Forest City Covington/Mesa del Sol (2007)

Starting in the 1980s, New Mexico’s State Land Office had a dream of developing a 13,000-acre tract of open land south of Albuquerque known as Mesa del Sol. In 2002 the state chose Forest City Covington, a joint venture of real estate company Forest City Enterprises and the investment group Covington Capital, as the master developer for what was to be a vast mixed use project incorporating thousands of residential units and extensive recreational resources as well as large amounts of commercial and industrial space. In 2006 Forest City Covington proposed tapping hundreds of millions in future tax revenues generated by the development to pay for upfront infrastructure costs.

To accomplish this, the company wanted city and country officials to create the state’s first tax increment development district (TIDD), an arrangement that would divert 75 percent of both gross receipts and property taxes from three levels of government (city, county and state) to finance the greenfield's infrastructure work. Despite opposition from groups such as 1,000 Friends of New Mexico, the city of Albuquerque approved the creation of the TIDD and then agreed to divert a slightly smaller portion (67 percent) of future tax revenues into it, representing a projected subsidy of about $130 million. Two state agencies went along with the company’s 75 percent request.

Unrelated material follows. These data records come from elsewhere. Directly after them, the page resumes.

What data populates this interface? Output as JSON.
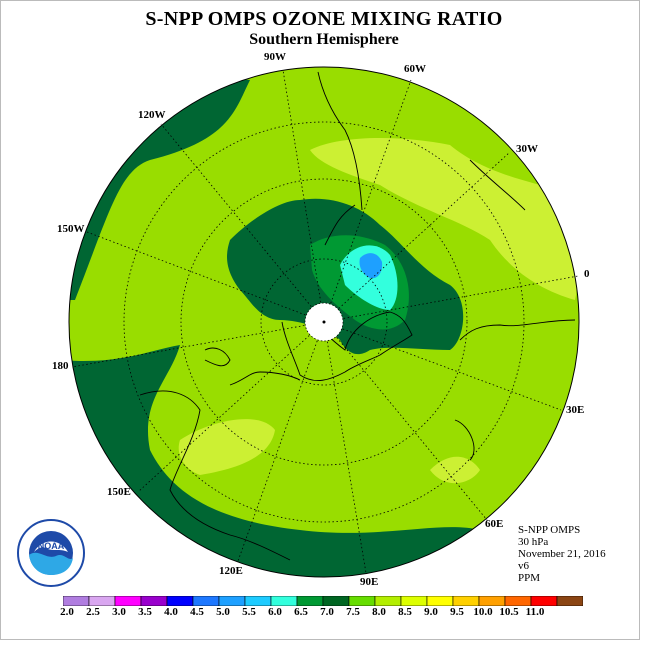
{
  "title": "S-NPP OMPS OZONE MIXING RATIO",
  "subtitle": "Southern Hemisphere",
  "longitude_labels": [
    "90W",
    "60W",
    "120W",
    "30W",
    "150W",
    "0",
    "180",
    "30E",
    "150E",
    "60E",
    "120E",
    "90E"
  ],
  "info": {
    "instrument": "S-NPP OMPS",
    "level": "30 hPa",
    "date": "November 21, 2016",
    "version": "v6",
    "units": "PPM"
  },
  "logo_text": "NOAA",
  "colorbar": {
    "ticks": [
      "2.0",
      "2.5",
      "3.0",
      "3.5",
      "4.0",
      "4.5",
      "5.0",
      "5.5",
      "6.0",
      "6.5",
      "7.0",
      "7.5",
      "8.0",
      "8.5",
      "9.0",
      "9.5",
      "10.0",
      "10.5",
      "11.0"
    ],
    "colors": [
      "#b07de0",
      "#d9a6f0",
      "#ff00ff",
      "#9900cc",
      "#0000ff",
      "#1e78ff",
      "#1ea0ff",
      "#1ecbff",
      "#33ffdd",
      "#009933",
      "#006622",
      "#66dd00",
      "#b3ee00",
      "#ddff00",
      "#ffff00",
      "#ffd000",
      "#ffa000",
      "#ff6600",
      "#ff0000",
      "#8b4513"
    ]
  },
  "colors": {
    "background_field": "#99dd00",
    "high_band": "#ccf033",
    "low_band": "#006633",
    "mid_band": "#009933",
    "min_core": "#33ffdd"
  }
}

Mesa del Sol moved ahead, but there remained in Santa Fe a lively debate about state officials began to have second thoughts about the practice of giving up large amounts of future tax revenue. In March 2009 the state legislature deadlocked on a request from developer SunCal for a $408 million TIDD to subsidize a giant proposed project on Albuquerque’s West Side. (Key sources)

Walmart in New Mexico

  • At least 1 Wal-Mart location has received subsidies worth about $6.7 million in New Mexico.
  • We found no instances of property tax assessment challenges by Wal-Mart in New Mexico, but given the absence of centralized data, it is still possible that appeals have occurred.
  • Many Wal-Mart workers are ineligible for health coverage from their employer or choose not to purchase what is available, because it is too expensive or too limited in scope. These workers often turn to taxpayer-funded health programs such as Medicaid. New Mexico is among those states that have not disclosed data on the employers with the most workers or their dependents enrolled in such programs.